Department of Hepatopancreatobiliary Surgery, The Second Affiliated Hospital of Kunming Medical University, Kunming, Yunnan, China.
Ann Surg Oncol. 2024 Feb;31(2):1264-1267. doi: 10.1245/s10434-023-14500-5. Epub 2023 Oct 31.
Surgical resection remains the sole approach to achieving long-term survival in cholangiocarcinoma cases. The universally recognised standard procedures for such cases include pancreaticoduodenectomy (PD) or hemihepatectomy accompanied by bile duct reconstruction. Nevertheless, some patients may still attain curative intent through bile duct segmental resection (BDR). However, these procedures are still in the experimental stage and should only be recommended for carefully chosen patients.
A 57-year-old male patient was admitted to our department after two weeks of escalating jaundice and abdominal discomfort. Upon admission, his total bilirubin was recorded at 102 μmol/L, and his direct bilirubin was 87 μmol/L. His carbohydrate antigen 19-9 (CA 19-9), carcinoembryonic antigen (CEA) and alpha fetoprotein (AFP) levels were normal. Enhanced computed tomography (CT) and magnetic resonance imaging (MRI) scans revealed a thickened and enhanced biliary tree extending from the cystic duct junction to the common hepatic duct no vascular invasion indicated by three-dimensional reconstruction.
The patient underwent laparoscopic resection of the extrahepatic bile duct, accompanied by radical lymphadenectomy with skeletonisation and biliary reconstruction, was successfully conducted within 320 min, with a minimal blood loss of only 50 ml. The histological grading of the procedure was T2bN0M0 (stage II). The patient was discharged on the sixth postoperative day without complications. Following this, he underwent a regimen of single-agent capecitabine chemotherapy. After an 18-month follow-up period, no recurrence was observed.

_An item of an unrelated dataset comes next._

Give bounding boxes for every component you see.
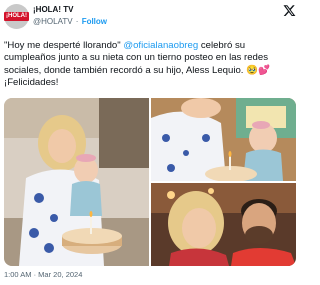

Our experience suggests that in selected patients diagnosed with middle bile duct cholangiocarcinoma, laparoscopic resection could potentially reach the standard of lymphadenectomy through skeletonisation.

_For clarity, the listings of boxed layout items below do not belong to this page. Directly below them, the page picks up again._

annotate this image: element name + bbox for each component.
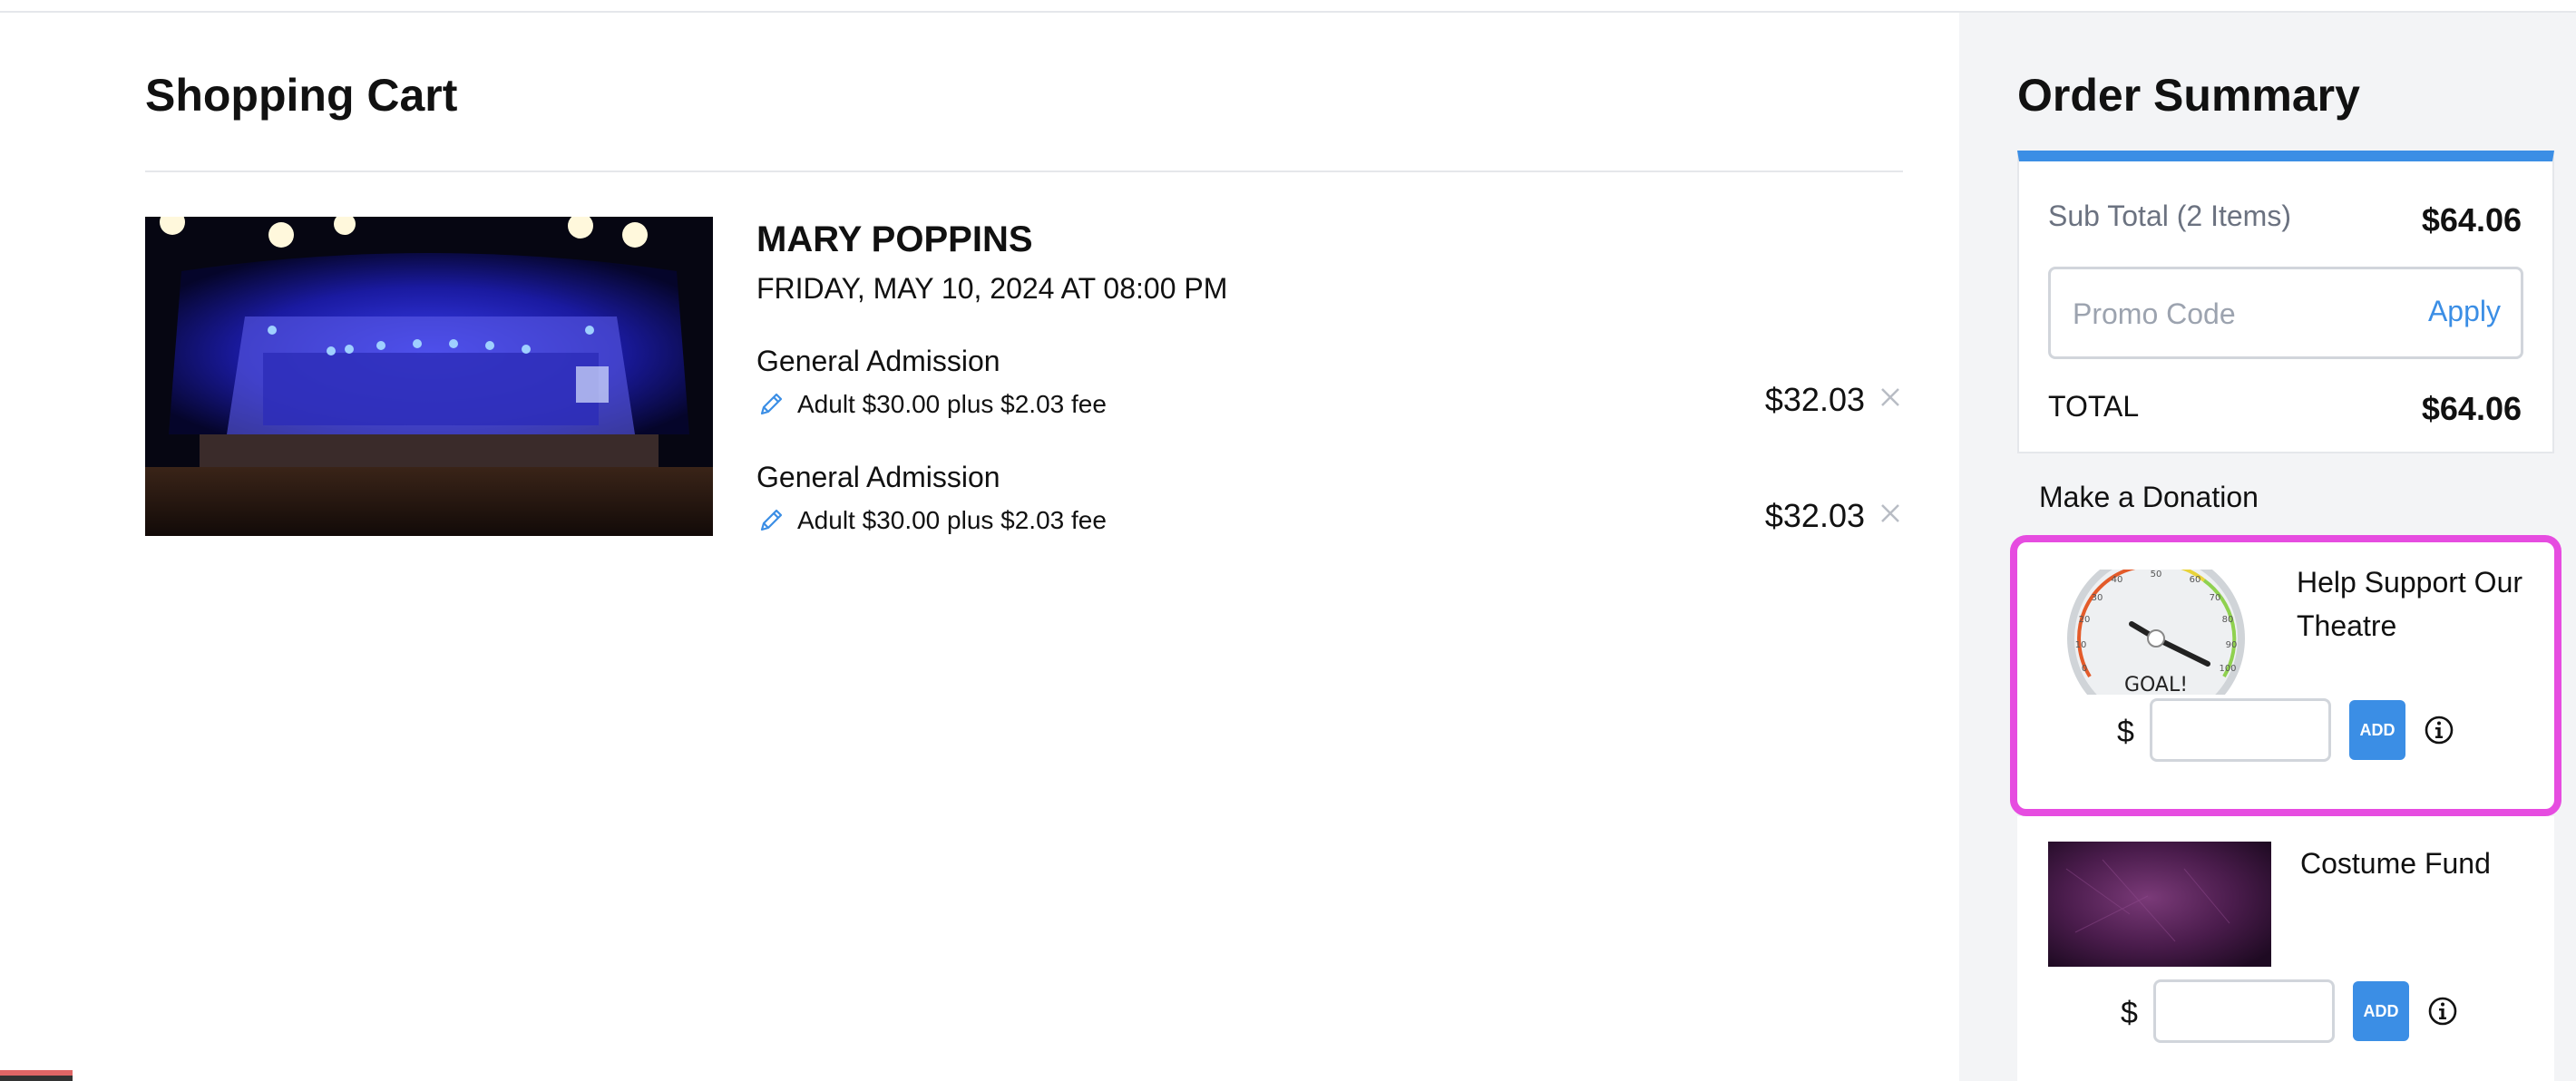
ticket-description: Adult $30.00 plus $2.03 fee bbox=[797, 390, 1107, 418]
event-image bbox=[145, 217, 713, 536]
apply-promo-button[interactable]: Apply bbox=[2428, 295, 2501, 328]
currency-symbol: $ bbox=[2117, 715, 2134, 749]
promo-code-input[interactable] bbox=[2073, 289, 2399, 338]
donation-fund-name: Costume Fund bbox=[2300, 847, 2491, 880]
ticket-price: $32.03 bbox=[1764, 497, 1865, 534]
page-title: Shopping Cart bbox=[145, 70, 458, 121]
top-divider bbox=[0, 0, 2576, 13]
currency-symbol: $ bbox=[2121, 996, 2138, 1030]
promo-code-box: Apply bbox=[2048, 267, 2523, 359]
gauge-tick: 10 bbox=[2075, 640, 2087, 650]
gauge-caption: GOAL! bbox=[2124, 674, 2188, 695]
add-donation-button[interactable]: ADD bbox=[2349, 700, 2405, 760]
donation-card-theatre: 0 10 20 30 40 50 60 70 80 90 100 GOAL! H bbox=[2010, 535, 2561, 816]
donation-amount-input[interactable] bbox=[2150, 698, 2331, 762]
cart-divider bbox=[145, 170, 1903, 172]
event-name: MARY POPPINS bbox=[756, 219, 1033, 259]
order-summary-title: Order Summary bbox=[2017, 70, 2360, 121]
subtotal-label: Sub Total (2 Items) bbox=[2048, 200, 2291, 232]
gauge-tick: 90 bbox=[2226, 640, 2238, 650]
info-icon[interactable] bbox=[2424, 715, 2454, 745]
cart-line-item: General Admission Adult $30.00 plus $2.0… bbox=[756, 345, 1903, 435]
total-label: TOTAL bbox=[2048, 390, 2140, 423]
gauge-tick: 70 bbox=[2210, 593, 2221, 603]
ticket-description: Adult $30.00 plus $2.03 fee bbox=[797, 506, 1107, 534]
gauge-tick: 80 bbox=[2222, 615, 2234, 625]
corner-indicator bbox=[0, 1070, 73, 1081]
gauge-tick: 60 bbox=[2190, 575, 2201, 585]
gauge-tick: 0 bbox=[2082, 664, 2087, 674]
ticket-type: General Admission bbox=[756, 345, 1000, 377]
gauge-tick: 40 bbox=[2112, 575, 2123, 585]
event-date: FRIDAY, MAY 10, 2024 AT 08:00 PM bbox=[756, 272, 1228, 305]
donation-heading: Make a Donation bbox=[2039, 481, 2259, 513]
order-summary-sidebar: Order Summary Sub Total (2 Items) $64.06… bbox=[1959, 13, 2576, 1081]
donation-card-costume: Costume Fund $ ADD bbox=[2017, 816, 2554, 1081]
total-value: $64.06 bbox=[2421, 390, 2522, 427]
add-donation-button[interactable]: ADD bbox=[2353, 981, 2409, 1041]
donation-amount-input[interactable] bbox=[2153, 979, 2335, 1043]
costume-fund-image bbox=[2048, 842, 2271, 967]
cart-line-item: General Admission Adult $30.00 plus $2.0… bbox=[756, 461, 1903, 551]
close-icon[interactable] bbox=[1878, 385, 1903, 410]
ticket-price: $32.03 bbox=[1764, 381, 1865, 418]
subtotal-value: $64.06 bbox=[2421, 201, 2522, 239]
gauge-tick: 30 bbox=[2092, 593, 2103, 603]
info-icon[interactable] bbox=[2427, 996, 2458, 1027]
donation-fund-name: Help Support Our Theatre bbox=[2297, 566, 2523, 642]
gauge-tick: 50 bbox=[2151, 570, 2162, 579]
close-icon[interactable] bbox=[1878, 501, 1903, 526]
gauge-tick: 100 bbox=[2219, 664, 2236, 674]
goal-gauge-image: 0 10 20 30 40 50 60 70 80 90 100 GOAL! bbox=[2044, 570, 2268, 695]
pencil-icon[interactable] bbox=[756, 506, 785, 535]
summary-box: Sub Total (2 Items) $64.06 Apply TOTAL $… bbox=[2017, 151, 2554, 453]
ticket-type: General Admission bbox=[756, 461, 1000, 493]
pencil-icon[interactable] bbox=[756, 390, 785, 419]
gauge-tick: 20 bbox=[2079, 615, 2091, 625]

手术切除仍然是胆管癌患者实现长期生存的唯一方法。此类病例公认的标准手术包括胰十二指肠切除术(PD)或半肝切除术伴胆管重建。然而,一些患者仍可通过胆管节段切除术(BDR)达到治愈目的。然而,这些手术仍处于实验阶段,仅应推荐给精心挑选的患者。
一名 57 岁男性患者因两周来黄疸和腹部不适逐渐加重而入院。入院时,总胆红素为 102μmol/L,直接胆红素为 87μmol/L。其糖类抗原 19-9(CA 19-9)、癌胚抗原(CEA)和甲胎蛋白(AFP)水平正常。增强计算机断层扫描(CT)和磁共振成像(MRI)扫描显示,从胆囊管汇合处到肝总管的胆管树增厚并增强,三维重建未显示血管侵犯。
患者成功接受了腹腔镜下肝外胆管切除术,同时进行了根治性淋巴结清扫伴骨骼化和胆管重建,手术耗时 320 分钟,出血量仅 50ml。手术的组织学分级为 T2bN0M0(II 期)。患者术后第六天无并发症出院。随后,他接受了单药卡培他滨化疗。经过 18 个月的随访,未观察到复发。
我们的经验表明,在选定的中胆管胆管癌患者中,腹腔镜切除术通过骨骼化可能达到淋巴结清扫的标准。